Daher: Verurteilen Sie nie eine Mutter, die leicht derrangiert daherkommt: Sie hat mit Sicherheit ihre verdammt guten Gründe dafür! Und dann gibt es Tage, da könnt ich einfach zusammenbrechen – und zwar vor Lachen mit den und über die Jungs.
Alleine, welche Sprüche der Nachwuchs öfter klopft! Jüngste Meldungen wie „Mama, wenn du alt bist, bist du dann meine Oma?“ (Überlegung unseres Sechsjährigen) oder „Mama, kriegst du jetzt gleich die Krise?“ (Sohn, 2 Jahre) sorgen für viele sonnige Momente im Mama-Leben.

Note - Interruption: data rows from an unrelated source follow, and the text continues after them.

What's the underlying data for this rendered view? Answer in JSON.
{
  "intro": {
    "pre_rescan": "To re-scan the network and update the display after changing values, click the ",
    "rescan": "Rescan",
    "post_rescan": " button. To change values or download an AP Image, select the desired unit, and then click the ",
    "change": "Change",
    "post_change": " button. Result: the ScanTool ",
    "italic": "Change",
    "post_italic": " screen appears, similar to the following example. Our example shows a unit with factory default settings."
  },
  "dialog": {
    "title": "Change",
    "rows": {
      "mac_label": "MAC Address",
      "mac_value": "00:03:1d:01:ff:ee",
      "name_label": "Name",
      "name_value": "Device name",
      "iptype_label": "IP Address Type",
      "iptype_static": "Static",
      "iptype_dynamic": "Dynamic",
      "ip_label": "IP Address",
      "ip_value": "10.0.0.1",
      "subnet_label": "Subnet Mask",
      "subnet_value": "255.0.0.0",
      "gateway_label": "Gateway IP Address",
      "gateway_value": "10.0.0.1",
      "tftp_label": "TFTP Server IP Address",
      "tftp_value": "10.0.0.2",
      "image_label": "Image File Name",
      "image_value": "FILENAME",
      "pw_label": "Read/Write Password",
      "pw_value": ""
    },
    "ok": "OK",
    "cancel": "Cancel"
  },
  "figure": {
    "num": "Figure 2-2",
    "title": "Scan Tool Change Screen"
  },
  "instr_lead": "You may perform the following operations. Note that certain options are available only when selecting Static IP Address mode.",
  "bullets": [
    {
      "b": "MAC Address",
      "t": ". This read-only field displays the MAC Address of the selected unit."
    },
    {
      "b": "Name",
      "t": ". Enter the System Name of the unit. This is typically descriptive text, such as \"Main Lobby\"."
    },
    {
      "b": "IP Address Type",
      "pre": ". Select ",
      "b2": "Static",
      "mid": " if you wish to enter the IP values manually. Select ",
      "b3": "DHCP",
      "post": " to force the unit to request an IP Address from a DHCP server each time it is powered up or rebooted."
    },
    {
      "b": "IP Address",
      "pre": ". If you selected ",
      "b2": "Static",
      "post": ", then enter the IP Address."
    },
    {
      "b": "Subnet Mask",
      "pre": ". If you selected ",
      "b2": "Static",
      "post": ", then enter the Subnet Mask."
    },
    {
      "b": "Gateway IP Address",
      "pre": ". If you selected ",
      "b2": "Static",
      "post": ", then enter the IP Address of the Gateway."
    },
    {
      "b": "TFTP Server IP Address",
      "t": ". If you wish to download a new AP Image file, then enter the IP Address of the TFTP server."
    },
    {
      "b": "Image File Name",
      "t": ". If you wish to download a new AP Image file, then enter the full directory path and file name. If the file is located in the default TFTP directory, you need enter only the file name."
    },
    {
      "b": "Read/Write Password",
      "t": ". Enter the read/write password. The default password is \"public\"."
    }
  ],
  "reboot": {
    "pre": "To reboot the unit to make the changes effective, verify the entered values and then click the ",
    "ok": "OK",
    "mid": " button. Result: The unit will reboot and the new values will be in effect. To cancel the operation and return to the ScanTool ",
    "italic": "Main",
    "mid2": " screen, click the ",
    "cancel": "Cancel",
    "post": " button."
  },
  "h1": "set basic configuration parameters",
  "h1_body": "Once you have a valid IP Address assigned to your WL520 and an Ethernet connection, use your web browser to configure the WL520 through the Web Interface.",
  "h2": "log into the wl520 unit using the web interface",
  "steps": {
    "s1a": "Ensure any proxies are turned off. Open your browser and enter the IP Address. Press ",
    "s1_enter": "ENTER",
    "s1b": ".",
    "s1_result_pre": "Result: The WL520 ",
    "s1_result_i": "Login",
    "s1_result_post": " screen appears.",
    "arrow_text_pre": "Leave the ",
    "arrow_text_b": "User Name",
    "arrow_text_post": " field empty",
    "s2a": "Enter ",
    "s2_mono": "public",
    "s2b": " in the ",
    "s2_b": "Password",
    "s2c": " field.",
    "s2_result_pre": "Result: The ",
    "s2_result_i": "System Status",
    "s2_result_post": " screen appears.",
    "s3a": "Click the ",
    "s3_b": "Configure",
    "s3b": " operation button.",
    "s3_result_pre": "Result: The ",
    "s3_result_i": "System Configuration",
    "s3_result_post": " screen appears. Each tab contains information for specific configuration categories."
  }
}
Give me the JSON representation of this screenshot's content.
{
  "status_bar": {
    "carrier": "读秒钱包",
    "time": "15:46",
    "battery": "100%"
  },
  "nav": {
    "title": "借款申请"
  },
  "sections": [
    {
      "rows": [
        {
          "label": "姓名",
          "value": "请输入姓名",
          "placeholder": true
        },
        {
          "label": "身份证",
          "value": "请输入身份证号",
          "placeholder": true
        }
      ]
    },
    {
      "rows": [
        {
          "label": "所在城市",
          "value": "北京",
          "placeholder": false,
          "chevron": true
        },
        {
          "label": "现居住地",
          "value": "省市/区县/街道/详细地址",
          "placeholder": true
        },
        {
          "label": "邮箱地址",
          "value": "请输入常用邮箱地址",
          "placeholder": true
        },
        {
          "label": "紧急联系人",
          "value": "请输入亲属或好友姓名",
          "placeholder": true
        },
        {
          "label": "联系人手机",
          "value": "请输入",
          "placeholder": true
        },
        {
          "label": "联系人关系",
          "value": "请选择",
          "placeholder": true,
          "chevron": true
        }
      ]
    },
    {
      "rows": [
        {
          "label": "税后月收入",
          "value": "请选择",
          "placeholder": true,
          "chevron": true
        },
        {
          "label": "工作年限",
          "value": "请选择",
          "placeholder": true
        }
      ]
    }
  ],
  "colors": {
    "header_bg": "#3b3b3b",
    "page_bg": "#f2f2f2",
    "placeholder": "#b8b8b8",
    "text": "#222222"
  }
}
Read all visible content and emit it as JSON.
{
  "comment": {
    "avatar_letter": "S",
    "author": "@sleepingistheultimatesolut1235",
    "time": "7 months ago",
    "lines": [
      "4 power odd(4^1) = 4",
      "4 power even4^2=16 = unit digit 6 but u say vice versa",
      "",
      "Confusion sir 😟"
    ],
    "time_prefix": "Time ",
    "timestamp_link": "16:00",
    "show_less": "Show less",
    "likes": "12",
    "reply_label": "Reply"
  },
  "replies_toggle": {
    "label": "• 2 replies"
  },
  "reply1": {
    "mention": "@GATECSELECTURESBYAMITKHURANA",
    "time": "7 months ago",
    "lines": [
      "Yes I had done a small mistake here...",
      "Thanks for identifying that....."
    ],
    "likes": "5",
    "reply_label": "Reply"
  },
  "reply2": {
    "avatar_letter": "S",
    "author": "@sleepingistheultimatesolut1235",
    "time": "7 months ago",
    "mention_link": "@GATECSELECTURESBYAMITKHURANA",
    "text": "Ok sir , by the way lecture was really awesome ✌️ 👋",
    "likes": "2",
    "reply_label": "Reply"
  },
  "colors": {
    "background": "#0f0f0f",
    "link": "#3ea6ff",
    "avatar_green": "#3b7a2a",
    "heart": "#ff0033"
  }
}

Regelrecht vor Lachen vom Sessel gefallen bin ich aber, als mir Folgendes erzählt wurde: Die kleine Tochter einer Freundin bemerkte, mit Blick auf die nackte Brust ihrer Mutter (drei Kinder, sie hat alle gestillt), trocken: „Goi, Mama, dein Busen ist tot!“ Ja, Kinder hinterlassen so ihre Spuren. Am liebsten sind mir da aber doch noch die Lachfältchen!